Original U.S. WWII and Korean War Era Piton Spikes With Hammers as Used by the 10th Mountain Division Dated 1945 and 1950 - 4 Items

Item Description

Original Items: Only One Lot of 4 Available. Originally activated as the 10th Light Division (Alpine) in 1943, the division was redesignated the 10th Mountain Division in 1944 and fought in the mountains of Italy in some of the roughest terrain in World War II. On 5 May 1945 the division reached Nauders, Austria, just beyond the Reschen Pass, where it made contact with German forces being pushed south by the U.S. Seventh Army. A status quo was maintained until the enemy headquarters involved had completed their surrender to the Seventh. On 6 May, 10th Mountain troops met the 44th Infantry Division of Seventh Army.

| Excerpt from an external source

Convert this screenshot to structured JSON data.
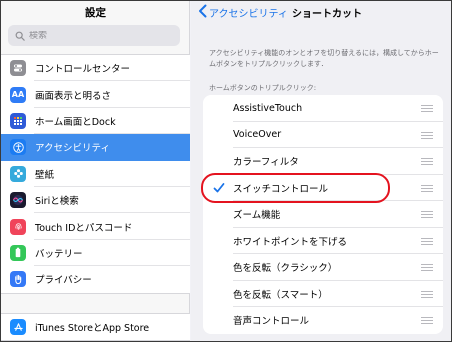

Following the war, the division was deactivated, only to be reactivated and redesignated as the 10th Infantry Division in 1948. The division first acted as a training division and, in 1954, was converted to a full combat division and sent to Germany before being deactivated again in 1958.

Rock climbing hammers, also known as wall hammers, big wall hammers, or aid hammers, are a type of specialty hammer used mainly in aid climbing for the placement and removal of pitons, copper-heads, and circle-heads. They can also be used in the initial placement of fixed anchors (bolts) or the forceful removal of stuck free climbing protection. In climbing, a piton is a metal spike (usually steel) that is driven into a crack or seam in the climbing surface with a climbing hammer, and which acts as an anchor to either protect the climber against the consequences of a fall or to assist progress in aid climbing. Pitons are equipped with an eye hole or a ring to which a carabiner is attached; the carabiner can then be directly or indirectly attached to a climbing rope.

These piton hammers are in lovely, moderate used condition. The WWII 1945 dated hammer is maker marked but we have not been able to identify it and us stamped as US45. It still retains nearly all original OD green paint on the upper portion. The other hammer is in wonderful condition as well and still retains a legible US1950 and a very faded manufacturer marking. The pitons themselves are in lovely condition with one having the appearance of not being used and the second one showing definite signs of use. The clean one is stamped US WYOTT 77M.

Wonderful examples that come ready for display and possible use!